Para especialistas, a solução é simples: investimento em políticas públicas para a educação e mudanças nas regras de concessão de bolsas.

6 de setembro de 2021

Em maio deste ano, o Ministério Público Federal pediu para que um bolsista do CNPq (Conselho Nacional de Desenvolvimento Científico e Tecnológico) devolvesse aos cofres públicos o valor de R$ 831 mil. Tudo porque ele não voltou ao Brasil após concluir seu doutorado nos Estados Unidos, conforme exigia o termo de concessão da bolsa. A questão é que o montante foi cobrado 12 anos após a última interação entre o bolsista e o órgão de financiamento. Por isso, o ministro do STF Ricardo Lewandowski suspendeu a cobrança até analisar se o Estado ainda poderia mesmo exigir o valor.

O problema é que o pesquisador, que não teve sua identidade revelada, não recebeu uma proposta de emprego no país na área de robótica, a qual atuava. Segundo ele, sua pesquisa ainda não tinha aplicabilidade na indústria brasileira. Contudo, teve uma oferta de trabalho em uma empresa americana, onde passou a atuar após a defesa da tese.

Assim como ele, outros pesquisadores também sofrem na hora de retornar para o país de origem — procurando permanecer no exterior, onde têm mais oportunidades e tendem a ser, também, mais valorizados. É o fenômeno conhecido como “fuga de cérebros” ou, do inglês, “brain drain”.
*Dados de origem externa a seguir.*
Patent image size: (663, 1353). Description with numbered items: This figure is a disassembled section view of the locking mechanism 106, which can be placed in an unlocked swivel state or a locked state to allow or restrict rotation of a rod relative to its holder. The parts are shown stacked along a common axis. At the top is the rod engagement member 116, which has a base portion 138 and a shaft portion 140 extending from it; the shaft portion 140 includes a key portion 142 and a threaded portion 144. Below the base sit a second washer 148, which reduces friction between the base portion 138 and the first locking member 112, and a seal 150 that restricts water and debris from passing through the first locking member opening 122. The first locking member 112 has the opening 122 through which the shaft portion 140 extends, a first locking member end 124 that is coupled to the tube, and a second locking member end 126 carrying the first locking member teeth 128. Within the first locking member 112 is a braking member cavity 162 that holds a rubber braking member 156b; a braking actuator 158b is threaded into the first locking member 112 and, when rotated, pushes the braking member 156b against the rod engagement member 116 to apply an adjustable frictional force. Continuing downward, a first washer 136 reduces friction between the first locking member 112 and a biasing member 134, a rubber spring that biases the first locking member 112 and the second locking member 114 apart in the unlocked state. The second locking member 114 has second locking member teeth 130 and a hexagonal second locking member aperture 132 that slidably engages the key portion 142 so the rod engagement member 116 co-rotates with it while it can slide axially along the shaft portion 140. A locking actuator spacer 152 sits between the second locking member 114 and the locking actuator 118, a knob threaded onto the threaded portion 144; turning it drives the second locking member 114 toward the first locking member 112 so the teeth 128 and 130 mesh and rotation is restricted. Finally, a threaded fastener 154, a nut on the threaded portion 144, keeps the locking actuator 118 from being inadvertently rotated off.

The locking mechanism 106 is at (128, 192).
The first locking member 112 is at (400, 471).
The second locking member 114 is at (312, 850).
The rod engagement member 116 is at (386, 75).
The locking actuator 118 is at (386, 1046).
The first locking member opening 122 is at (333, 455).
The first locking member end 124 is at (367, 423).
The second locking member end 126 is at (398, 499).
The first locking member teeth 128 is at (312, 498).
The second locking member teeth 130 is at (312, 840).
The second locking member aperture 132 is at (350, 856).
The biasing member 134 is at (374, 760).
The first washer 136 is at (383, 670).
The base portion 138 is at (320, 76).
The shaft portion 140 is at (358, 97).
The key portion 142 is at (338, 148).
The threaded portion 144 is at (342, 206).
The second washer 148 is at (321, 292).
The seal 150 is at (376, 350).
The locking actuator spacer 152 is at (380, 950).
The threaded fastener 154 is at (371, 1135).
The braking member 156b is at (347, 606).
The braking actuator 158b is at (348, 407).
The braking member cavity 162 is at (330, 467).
É possível dizer que tudo começou nos anos 1960 e 1970, quando muitos cientistas e pensadores saíram do país por conta da ditadura militar. Porém, essa diáspora ganhou corpo pra valer nos anos 2000. “Há alguns fatores que explicam isso: a dificuldade de fazer ciência nesses períodos e as crises econômicas”, diz Ana Maria Carneiro, professora da Unicamp (Universidade Estadual de Campinas) e autora de uma pesquisa sobre a fuga de cérebros nacional — falamos dela mais adiante. “No entanto, ainda não é possível mensurar quantas pessoas saem”. O último dado disponível é de 2010. Ele indica que o número de brasileiros altamente qualificados, que têm nível superior e vivem em países da Organização para a Cooperação e Desenvolvimento Econômico (OCDE), beira os 300 mil — são 291.510 cérebros nessa situação, para ser mais preciso. 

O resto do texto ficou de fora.